My only advice would be- If you're going big, get a gas sprayer.


----------



## richmondpainting (Feb 24, 2012)

Well....I already bought it the other day....the idea is to have something more versatile and easier to move around...so some one can go finish a small area or touch...ect while the big pump with the two lines is starting in a new area...

Or for smaller dry fall jobs....the 6900 is just to big at times.....but I still need anotger big boy too.....ill wait a couple months before I do that tho..


----------



## mr.fixit (Aug 16, 2009)

yes you can run two guns


----------



## richmondpainting (Feb 24, 2012)

mr.fixit said:


> yes you can run two guns


How do you feel about that though ? 

I was going to rent one in Indiana and they weren't to thrilled about two guns and dry fall.....I really. Got it to keep up better and small retail dryfall jobs....

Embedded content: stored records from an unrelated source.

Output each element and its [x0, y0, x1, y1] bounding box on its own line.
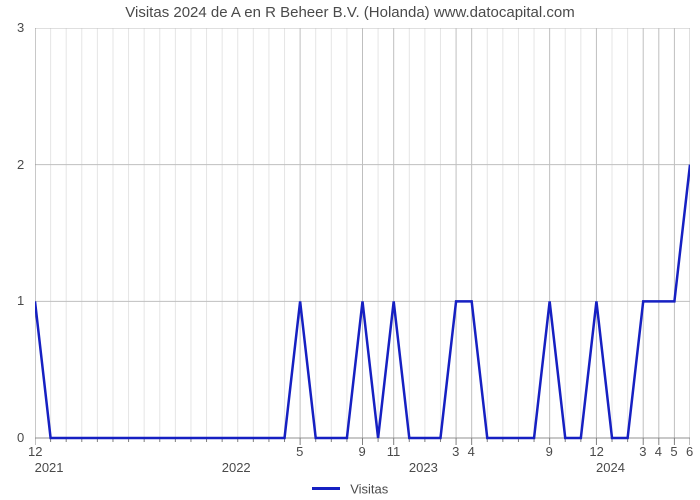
x-tick-month: 3 [452, 444, 459, 459]
legend-label: Visitas [350, 481, 388, 496]
x-tick-year: 2024 [596, 460, 625, 475]
x-tick-month: 5 [296, 444, 303, 459]
x-tick-month: 4 [655, 444, 662, 459]
x-tick-month: 11 [387, 444, 401, 459]
x-tick-month: 12 [28, 444, 42, 459]
legend-line [312, 487, 340, 490]
x-tick-month: 5 [670, 444, 677, 459]
y-tick-label: 3 [17, 20, 24, 35]
x-tick-month: 12 [589, 444, 603, 459]
chart-title: Visitas 2024 de A en R Beheer B.V. (Hola… [0, 4, 700, 21]
x-tick-year: 2023 [409, 460, 438, 475]
x-tick-month: 9 [546, 444, 553, 459]
chart-plot [35, 28, 690, 468]
x-tick-month: 9 [359, 444, 366, 459]
legend: Visitas [0, 480, 700, 498]
y-tick-label: 0 [17, 430, 24, 445]
x-tick-month: 3 [639, 444, 646, 459]
x-tick-month: 6 [686, 444, 693, 459]
y-tick-label: 2 [17, 157, 24, 172]
x-tick-month: 4 [468, 444, 475, 459]
x-tick-year: 2021 [35, 460, 64, 475]
y-tick-label: 1 [17, 293, 24, 308]
x-tick-year: 2022 [222, 460, 251, 475]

How would it handle it I guess ?

And sherwin told me no dry fall period at one store....


----------



## Jtpaintalot (May 4, 2011)

Sounds like a reasonable deal I just picked up new 640 I in Canada for $1600.00


----------



## painter1986 (Mar 19, 2012)

I got the 840 Impact as my first sprayer. Love it. We ended up getting a few smaller ones for interiors/when we don't feel like lugging the 840 around. I had to get it re-packed only once, and that cost about 200$, so repair costs aren't too bad. I only paid 1200 for mine, new. Found at a pawn shop, and hopped on it as quick as I could. I don't think they even bothered to look up what those things go for used, let alone new. 2200 is a decent price for a new one. We run 2 lines, 250 feet each - it keeps up just fine (nothing larger than 615/617 tips though. Never sprayed drywfall with it though. We have sprayed dryfall with a 495, and it worked just fine. You'll love the 840.


----------



## richmondpainting (Feb 24, 2012)

painter1986 said:


> I got the 840 Impact as my first sprayer. Love it. We ended up getting a few smaller ones for interiors/when we don't feel like lugging the 840 around. I had to get it re-packed only once, and that cost about 200$, so repair costs aren't too bad. I only paid 1200 for mine, new. Found at a pawn shop, and hopped on it as quick as I could. I don't think they even bothered to look up what those things go for used, let alone new. 2200 is a decent price for a new one. We run 2 lines, 250 feet each - it keeps up just fine (nothing larger than 615/617 tips though. Never sprayed drywfall with it though. We have sprayed dryfall with a 495, and it worked just fine. You'll love the 840.


Saw it at the pro show yesterday for $2018.00 lol


----------